From time to time we’re asked for our opinion on industry trends and technology. One recent request came to us from ThirtyK, a news source for blockchain technology, because of our growing interest in how blockchain will impact HR and Talent Acquisition in the coming months and years. What follows is the article that was published on ThirtyK by the reporter, James Rubin.
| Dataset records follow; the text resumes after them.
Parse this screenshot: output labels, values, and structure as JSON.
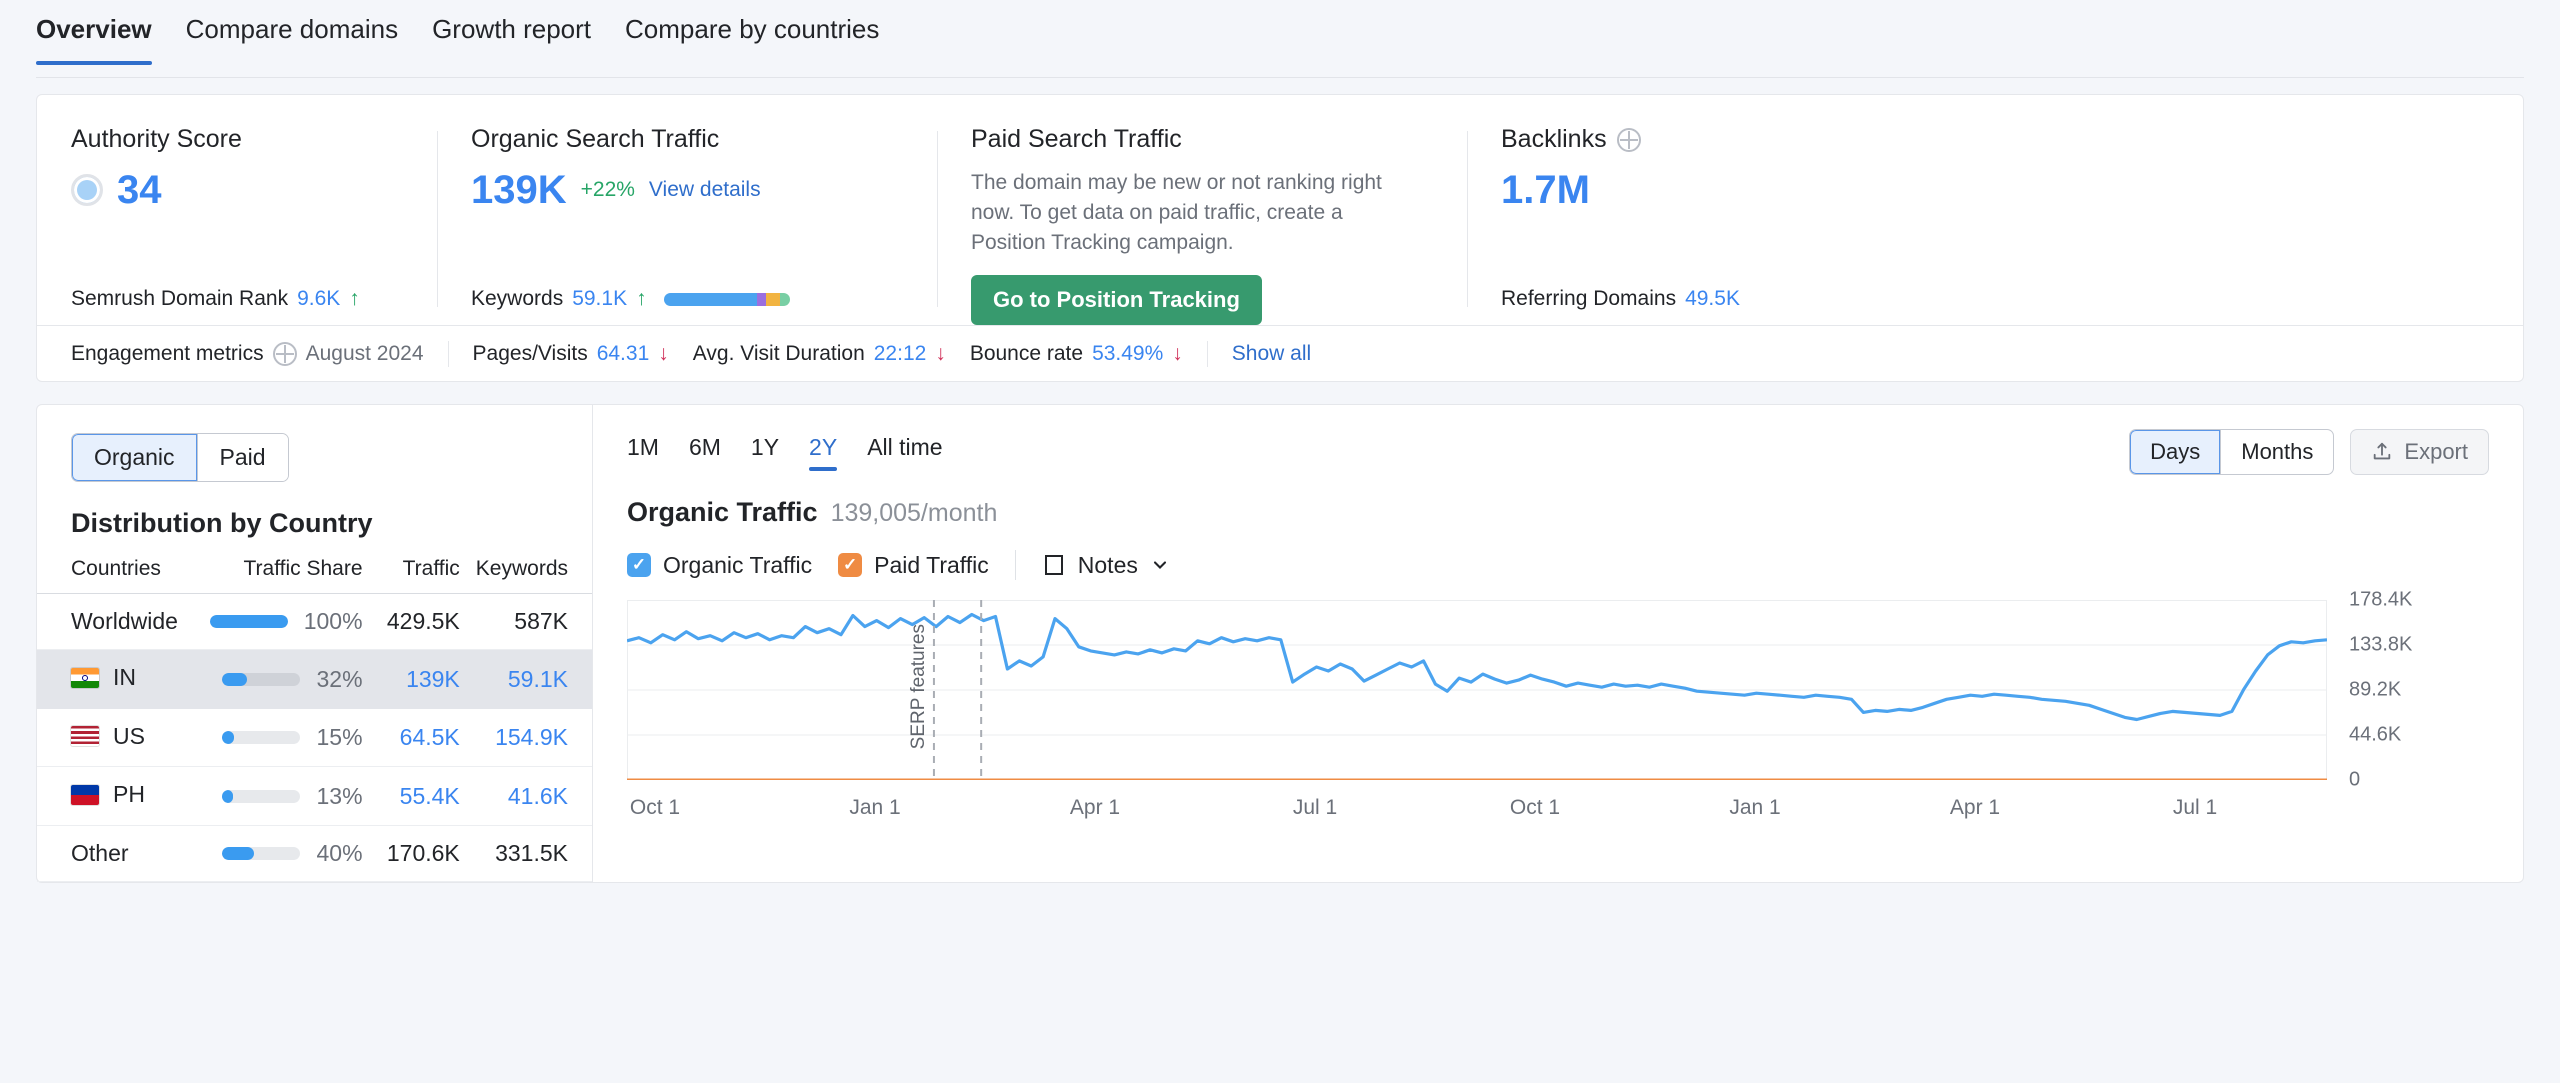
{
  "tabs": [
    {
      "label": "Overview",
      "active": true
    },
    {
      "label": "Compare domains",
      "active": false
    },
    {
      "label": "Growth report",
      "active": false
    },
    {
      "label": "Compare by countries",
      "active": false
    }
  ],
  "kpis": {
    "authority": {
      "title": "Authority Score",
      "value": "34",
      "footer_label": "Semrush Domain Rank",
      "footer_value": "9.6K",
      "footer_trend": "↑"
    },
    "organic": {
      "title": "Organic Search Traffic",
      "value": "139K",
      "delta": "+22%",
      "link": "View details",
      "footer_label": "Keywords",
      "footer_value": "59.1K",
      "footer_trend": "↑",
      "bar_segments": [
        {
          "color": "#4ba3ef",
          "pct": 74
        },
        {
          "color": "#9b6fe0",
          "pct": 7
        },
        {
          "color": "#f2b441",
          "pct": 11
        },
        {
          "color": "#79cfa4",
          "pct": 8
        }
      ]
    },
    "paid": {
      "title": "Paid Search Traffic",
      "description": "The domain may be new or not ranking right now. To get data on paid traffic, create a Position Tracking campaign.",
      "button": "Go to Position Tracking"
    },
    "backlinks": {
      "title": "Backlinks",
      "value": "1.7M",
      "footer_label": "Referring Domains",
      "footer_value": "49.5K"
    }
  },
  "engagement": {
    "label": "Engagement metrics",
    "period": "August 2024",
    "metrics": [
      {
        "label": "Pages/Visits",
        "value": "64.31",
        "trend": "↓"
      },
      {
        "label": "Avg. Visit Duration",
        "value": "22:12",
        "trend": "↓"
      },
      {
        "label": "Bounce rate",
        "value": "53.49%",
        "trend": "↓"
      }
    ],
    "show_all": "Show all"
  },
  "left_panel": {
    "toggle": [
      {
        "label": "Organic",
        "active": true
      },
      {
        "label": "Paid",
        "active": false
      }
    ],
    "title": "Distribution by Country",
    "columns": [
      "Countries",
      "Traffic Share",
      "Traffic",
      "Keywords"
    ],
    "rows": [
      {
        "country": "Worldwide",
        "flag": "",
        "share_pct": 100,
        "share": "100%",
        "traffic": "429.5K",
        "keywords": "587K",
        "highlight": false,
        "linked": false
      },
      {
        "country": "IN",
        "flag": "in",
        "share_pct": 32,
        "share": "32%",
        "traffic": "139K",
        "keywords": "59.1K",
        "highlight": true,
        "linked": true
      },
      {
        "country": "US",
        "flag": "us",
        "share_pct": 15,
        "share": "15%",
        "traffic": "64.5K",
        "keywords": "154.9K",
        "highlight": false,
        "linked": true
      },
      {
        "country": "PH",
        "flag": "ph",
        "share_pct": 13,
        "share": "13%",
        "traffic": "55.4K",
        "keywords": "41.6K",
        "highlight": false,
        "linked": true
      },
      {
        "country": "Other",
        "flag": "",
        "share_pct": 40,
        "share": "40%",
        "traffic": "170.6K",
        "keywords": "331.5K",
        "highlight": false,
        "linked": false
      }
    ]
  },
  "chart_panel": {
    "ranges": [
      {
        "label": "1M",
        "active": false
      },
      {
        "label": "6M",
        "active": false
      },
      {
        "label": "1Y",
        "active": false
      },
      {
        "label": "2Y",
        "active": true
      },
      {
        "label": "All time",
        "active": false
      }
    ],
    "granularity": [
      {
        "label": "Days",
        "active": true
      },
      {
        "label": "Months",
        "active": false
      }
    ],
    "export_label": "Export",
    "title": "Organic Traffic",
    "subtitle": "139,005/month",
    "legend": [
      {
        "label": "Organic Traffic",
        "color": "#4ba3ef",
        "checked": true
      },
      {
        "label": "Paid Traffic",
        "color": "#ef8b43",
        "checked": true
      }
    ],
    "notes_label": "Notes"
  },
  "chart_data": {
    "type": "line",
    "title": "Organic Traffic",
    "subtitle": "139,005/month",
    "xlabel": "",
    "ylabel": "",
    "ylim": [
      0,
      178400
    ],
    "ytick_labels": [
      "178.4K",
      "133.8K",
      "89.2K",
      "44.6K",
      "0"
    ],
    "ytick_values": [
      178400,
      133800,
      89200,
      44600,
      0
    ],
    "xtick_labels": [
      "Oct 1",
      "Jan 1",
      "Apr 1",
      "Jul 1",
      "Oct 1",
      "Jan 1",
      "Apr 1",
      "Jul 1"
    ],
    "grid": true,
    "legend_position": "top-left",
    "annotations": [
      {
        "label": "SERP features",
        "type": "vertical-dashed-line",
        "x_index": 26
      },
      {
        "label": "",
        "type": "vertical-dashed-line",
        "x_index": 30
      }
    ],
    "series": [
      {
        "name": "Organic Traffic",
        "color": "#4ba3ef",
        "values": [
          138000,
          141000,
          136000,
          144000,
          139000,
          147000,
          140000,
          143000,
          138000,
          146000,
          141000,
          145000,
          139000,
          143000,
          141000,
          152000,
          146000,
          150000,
          144000,
          163000,
          152000,
          158000,
          151000,
          160000,
          154000,
          161000,
          152000,
          162000,
          156000,
          164000,
          158000,
          162000,
          110000,
          118000,
          113000,
          122000,
          160000,
          150000,
          132000,
          128000,
          126000,
          124000,
          127000,
          125000,
          129000,
          126000,
          130000,
          128000,
          138000,
          135000,
          141000,
          137000,
          140000,
          138000,
          141000,
          139000,
          97000,
          105000,
          112000,
          108000,
          115000,
          110000,
          98000,
          104000,
          110000,
          116000,
          112000,
          118000,
          95000,
          88000,
          101000,
          97000,
          105000,
          100000,
          96000,
          99000,
          104000,
          100000,
          97000,
          93000,
          96000,
          94000,
          92000,
          95000,
          93000,
          94000,
          92000,
          95000,
          93000,
          91000,
          88000,
          87000,
          86000,
          85000,
          84000,
          86000,
          85000,
          84000,
          83000,
          82000,
          84000,
          83000,
          82000,
          80000,
          67000,
          69000,
          68000,
          70000,
          69000,
          72000,
          76000,
          80000,
          82000,
          84000,
          83000,
          85000,
          84000,
          83000,
          82000,
          80000,
          79000,
          78000,
          76000,
          74000,
          70000,
          66000,
          62000,
          60000,
          63000,
          66000,
          68000,
          67000,
          66000,
          65000,
          64000,
          68000,
          90000,
          108000,
          124000,
          133000,
          137000,
          136000,
          138000,
          139000
        ]
      },
      {
        "name": "Paid Traffic",
        "color": "#ef8b43",
        "values": [
          0,
          0,
          0,
          0,
          0,
          0,
          0,
          0,
          0,
          0,
          0,
          0,
          0,
          0,
          0,
          0,
          0,
          0,
          0,
          0,
          0,
          0,
          0,
          0,
          0,
          0,
          0,
          0,
          0,
          0,
          0,
          0,
          0,
          0,
          0,
          0,
          0,
          0,
          0,
          0,
          0,
          0,
          0,
          0,
          0,
          0,
          0,
          0,
          0,
          0,
          0,
          0,
          0,
          0,
          0,
          0,
          0,
          0,
          0,
          0,
          0,
          0,
          0,
          0,
          0,
          0,
          0,
          0,
          0,
          0,
          0,
          0,
          0,
          0,
          0,
          0,
          0,
          0,
          0,
          0,
          0,
          0,
          0,
          0,
          0,
          0,
          0,
          0,
          0,
          0,
          0,
          0,
          0,
          0,
          0,
          0,
          0,
          0,
          0,
          0,
          0,
          0,
          0,
          0,
          0,
          0,
          0,
          0,
          0,
          0,
          0,
          0,
          0,
          0,
          0,
          0,
          0,
          0,
          0,
          0,
          0,
          0,
          0,
          0,
          0,
          0,
          0,
          0,
          0,
          0,
          0,
          0,
          0,
          0,
          0,
          0,
          0,
          0,
          0,
          0,
          0,
          0,
          0,
          0
        ]
      }
    ]
  }
}
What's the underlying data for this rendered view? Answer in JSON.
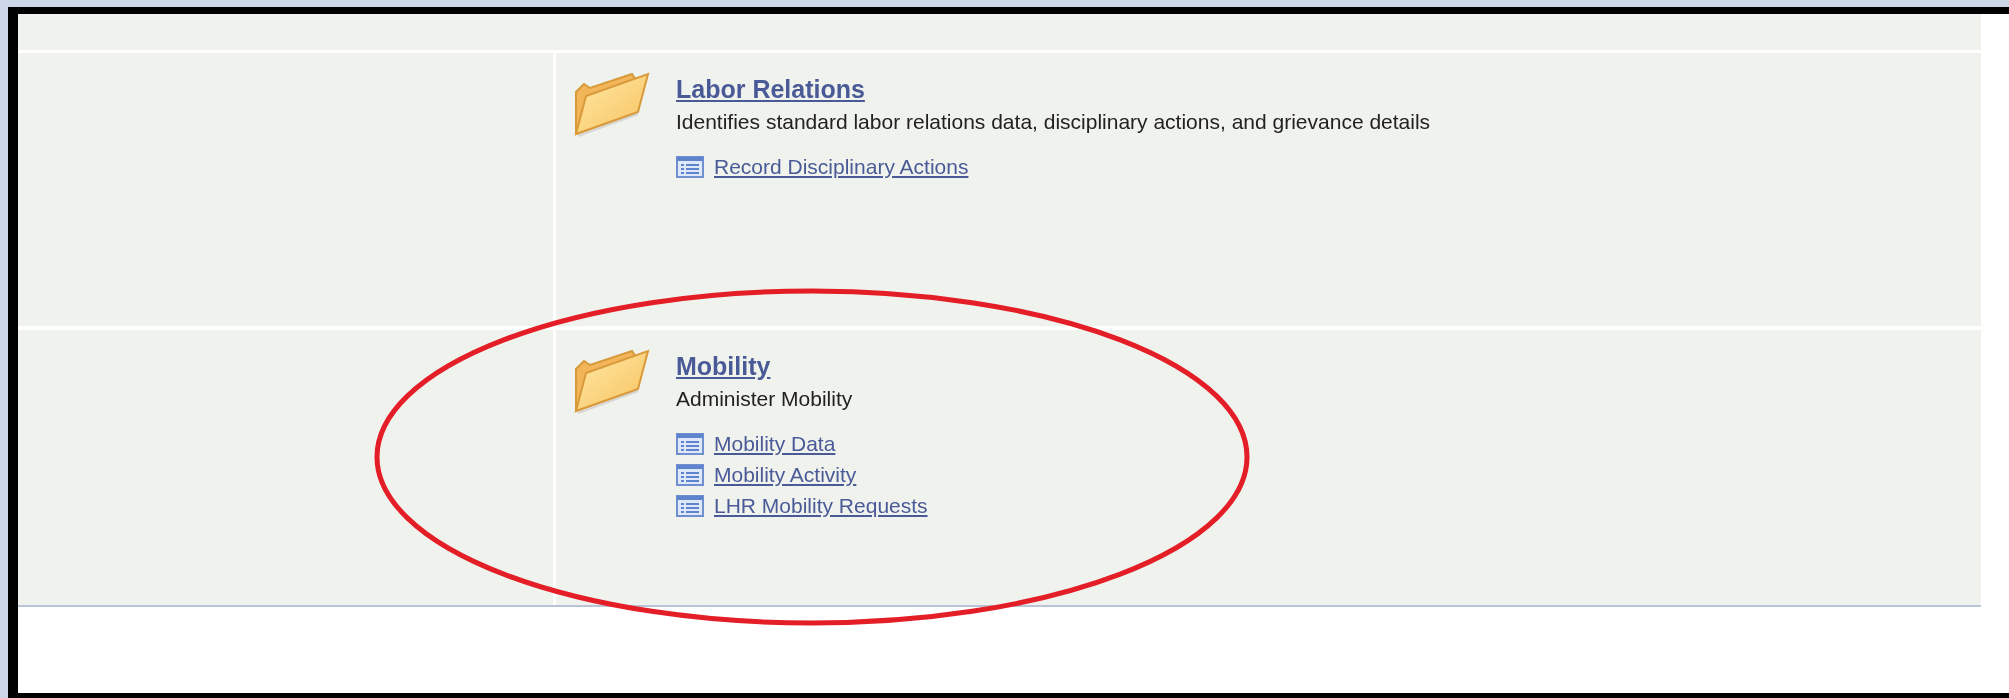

Career Opportunities: HR Consultancy Exec Sees Blockchain’s Potential in Hiring
As a partner at the human resources consultancy CareerXroads (CXR), Chris Hoyt works with some of the world’s best-known brands on their recruiting strategies. CXR’s roster of clients includes 110 Fortune 500 companies. Over the past year, Hoyt has been receiving an increasing number of inquiries about blockchain’s potential role in verifying resume information and streamlining the recruiting process. Hoyt also has been intrigued by its possible benefits to a process that is subject to inaccuracies and inefficiency.
“Thinking as an employer, knowing that it would be a great way to get validated background information or credentials or certifications that I could trust seemed like an interesting idea,” Hoyt tells ThirtyK.
Verification of Education, Work Credentials
ThirtyK: How did you become interested in blockchain?
Hoyt: Maybe five years ago, I had an interesting conversation about the financial sector at a South by Southwest Conference. The more I learned about [distributed] ledger systems, the more it seemed they could be applied to other things, certainly to HR and recruiting.
ThirtyK: What aspect of recruiting could blockchain particularly benefit?
Hoyt: Background checks or credentials for students and for professionals. Thinking as an employer, knowing that it would be a great way to get validated background information or credentials or certifications that I could trust seemed like an interesting idea.
“IF YOU HAVE A RESUME AN EMPLOYER OR BUSINESS PARTNER COULD TRUST, IT WOULD BE SOMETHING THEY COULD RELY ON,” SAYS HOYT.
ThirtyK: How important is the verifying credentials of candidates?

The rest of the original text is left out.